A local reporter standing in the position where Jean had observed the yowie standing beside the wooden grape trellis. Note the 1970’s flared trousers.

When a couple of other dogs – strays – entered the yard, the yowie bent forward and “ran off to the right, down the side of the house between the garage and disappeared towards the front street”.

The creature ran off down the side of the house towards the street.

The terrier was bleeding from wounds to the chest and the back of the neck: “She could hardly walk, and if you moved her too much she would yelp. I also noticed that she was badly bruised on the chest.” The dogs hair felt “very greasy, sort of waxy” and stank so badly that it had to be washed in antiseptic. It never recovered from its ordeal and died a short time later.

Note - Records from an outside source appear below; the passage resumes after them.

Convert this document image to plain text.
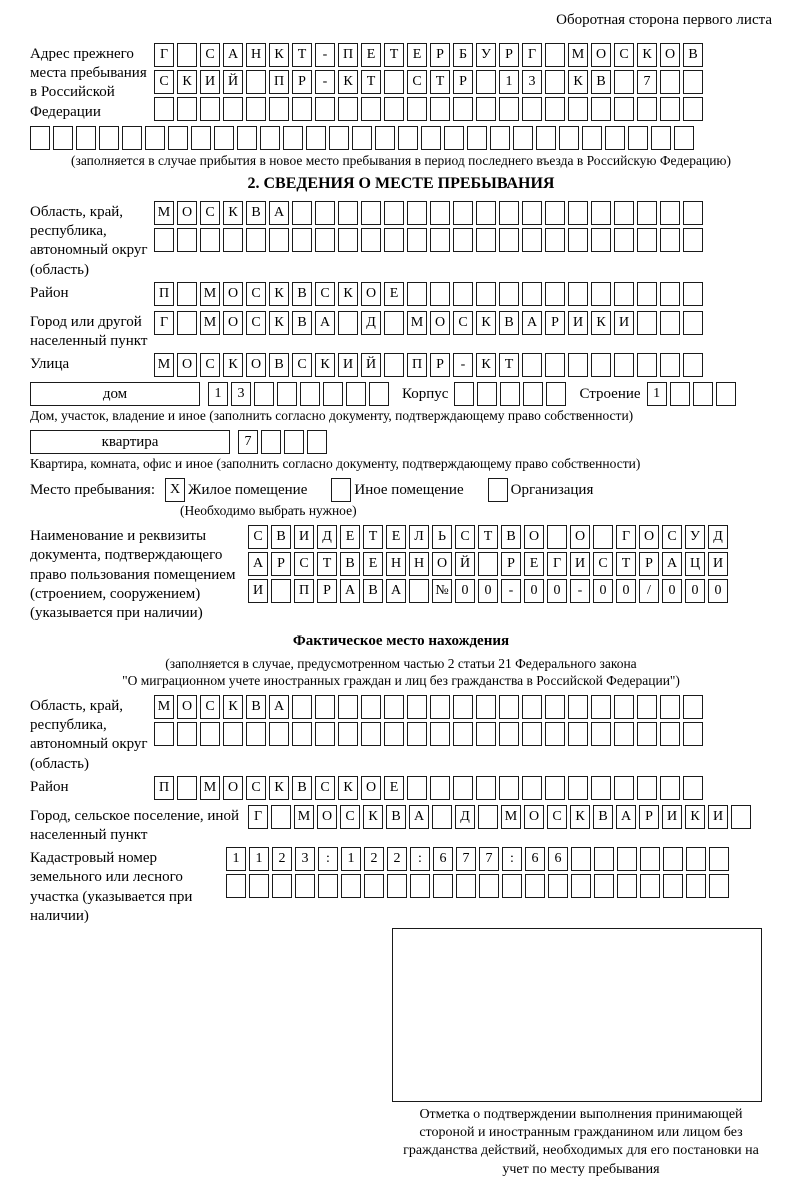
Оборотная сторона первого листа
Адрес прежнего места пребывания в Российской Федерации
Г	С А Н К	Т	-	П Е	Т	Е	Р	Б	У	Р	Г	М О С К О В
С К И Й	П	Р	-	К	Т	С	Т	Р	1	3	К В	7
(заполняется в случае прибытия в новое место пребывания в период последнего въезда в Российскую Федерацию)
2. СВЕДЕНИЯ О МЕСТЕ ПРЕБЫВАНИЯ
Область, край, республика, автономный округ (область)
М О С К В А
Район	П	М О С К В С К О Е
Город или другой населенный пункт
Г	М О С К В А	Д	М О С К В А	Р	И К И
Улица	М О С К О В С К И Й	П	Р	-	К	Т
дом	1	3	Корпус	Строение 1
Дом, участок, владение и иное (заполнить согласно документу, подтверждающему право собственности)
квартира	7
Квартира, комната, офис и иное (заполнить согласно документу, подтверждающему право собственности)
Место пребывания:	X Жилое помещение	Иное помещение	Организация
(Необходимо выбрать нужное)
Наименование и реквизиты документа, подтверждающего право пользования помещением (строением, сооружением) (указывается при наличии)
С В И Д Е	Т	Е Л	Ь	С	Т	В О	О	Г О С У Д
А	Р	С	Т	В	Е Н Н О Й	Р	Е	Г И С	Т	Р	А Ц И
И	П	Р	А В А	№ 0	0	-	0	0	-	0	0	/	0	0	0
Фактическое место нахождения
(заполняется в случае, предусмотренном частью 2 статьи 21 Федерального закона
"О миграционном учете иностранных граждан и лиц без гражданства в Российской Федерации")
Область, край, республика, автономный округ (область)
М О С К В А
Район	П	М О С К В С К О Е
Город, сельское поселение, иной населенный пункт
Г	М О С К В А	Д	М О С К В А	Р	И К И
Кадастровый номер земельного или лесного участка (указывается при наличии)
1	1	2	3	:	1	2	2	:	6	7	7	:	6	6
Отметка о подтверждении выполнения принимающей стороной и иностранным гражданином или лицом без гражданства действий, необходимых для его постановки на учет по месту пребывания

Before being disturbed by the dog, the creature had apparently been helping itself to a bucketful of fruit that had been left near the Maloney’s garage. There were three distinct footprints alongside the house but two were soon destroyed by rain. Northern Star reporter Gary Buchanan examined and photographed the remaining print. It was 22 centimetres long by 11 wide [9×4 inches], with five toes of roughly equal size.

A partial print showing toes. The original was damaged by rain.

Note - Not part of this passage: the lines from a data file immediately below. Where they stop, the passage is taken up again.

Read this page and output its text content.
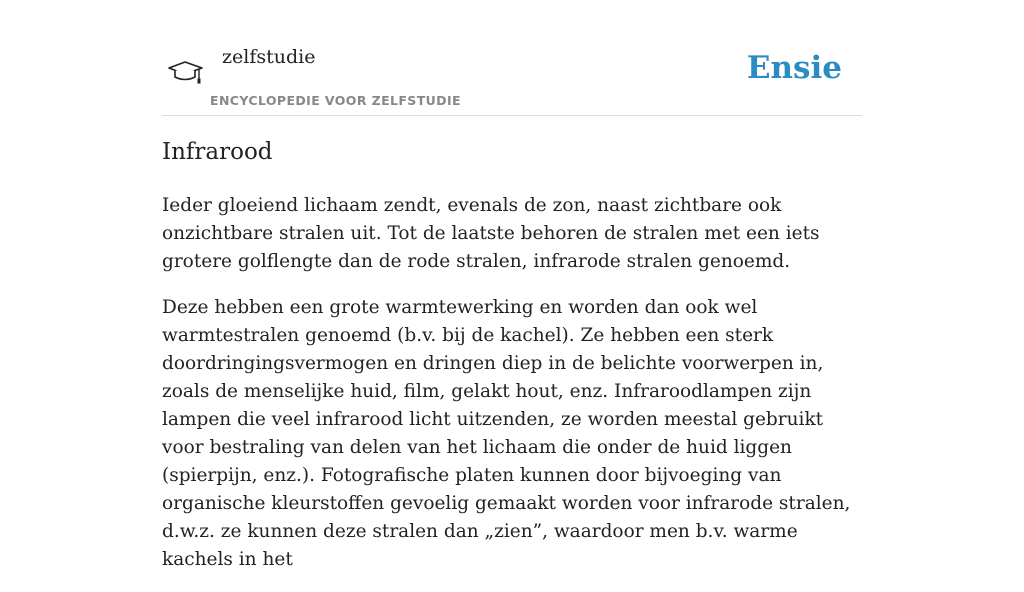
zelfstudie
ENCYCLOPEDIE VOOR ZELFSTUDIE
Ensie
Infrarood

Ieder gloeiend lichaam zendt, evenals de zon, naast zichtbare ook onzichtbare stralen uit. Tot de laatste behoren de stralen met een iets grotere golflengte dan de rode stralen, infrarode stralen genoemd.

Deze hebben een grote warmtewerking en worden dan ook wel warmtestralen genoemd (b.v. bij de kachel). Ze hebben een sterk doordringingsvermogen en dringen diep in de belichte voorwerpen in, zoals de menselijke huid, film, gelakt hout, enz. Infraroodlampen zijn lampen die veel infrarood licht uitzenden, ze worden meestal gebruikt voor bestraling van delen van het lichaam die onder de huid liggen (spierpijn, enz.). Fotografische platen kunnen door bijvoeging van organische kleurstoffen gevoelig gemaakt worden voor infrarode stralen, d.w.z. ze kunnen deze stralen dan „zien”, waardoor men b.v. warme kachels in het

I interviewed Jean 27 years after the event but her memory was excellent. It’s worth listening to her describe the encounter in her own words. Enjoy her story.

2 Replies to “Jean and the Woodenbong Wild Man”

  1. Back in the fifties my dad went raccoon hunting one night as a teenager, with a friend and some adults. They were in some woods along a river. The dogs were out ahead of them making a racket when they suddenly go quiet. They were concerned something might have happened to the dogs, though no idea what it could have been, and spread out to look for them. My dad and his friend were the first to find them- the dogs had encircled a tree and laid down in front of it with their paws in front of them, completely silent. My dad yelled out they found the dogs but something wasn’t right. One of the adults came over and looked at the dogs, perplexed, and then shone a flashlight up into the tree. My dad couldn’t make out what was up in the tree, but could clearly see a pair of red eyes looking down at them and had the sense whatever those eyes belonged to was big. The man with the flashlight was suitably freaked out and yelled something like, “Let’s get the hell out of here!” They quickly roused the dogs and took off. It wasn’t long after that he overheard an old man in the local general store telling his friends he had seen a large hairy man running through their backyard on two legs. This was before bigfoot was as widely known in pop culture and no one referred to it as a bigfoot. I have come across a few other alleged bigfoot sightings in recent years in this area. Anyway, my dad says the thing that stuck with him the most was the odd behavior of the dogs. They should have been trying to climb that tree to get at whatever was up there but it’s like they were in some kind of a trance. That was what freaked him out the most. My dad is not one for tall tales and insists this is a true story. There is no way a typical flesh and blood creature that large could survive without there being solid evidence by now, even in a rural area.

  2. Let me say that it was this report, along with one confirmed by a Senator, Bill O’Chee, which finally convinced me of the existence of yowies. Think about it: a case investigated by the press just a few days after the event, a witness who requested anonymity, a sighting at a distance of just six feet under a bright light, footprints, and an injured dog (would an anonymous hoaxer do that?). As I said in my own book: “In criminal contexts, evidence like that has been known to send people to the gallows. How much more do we need to convict an unknown ape of the act of existing?”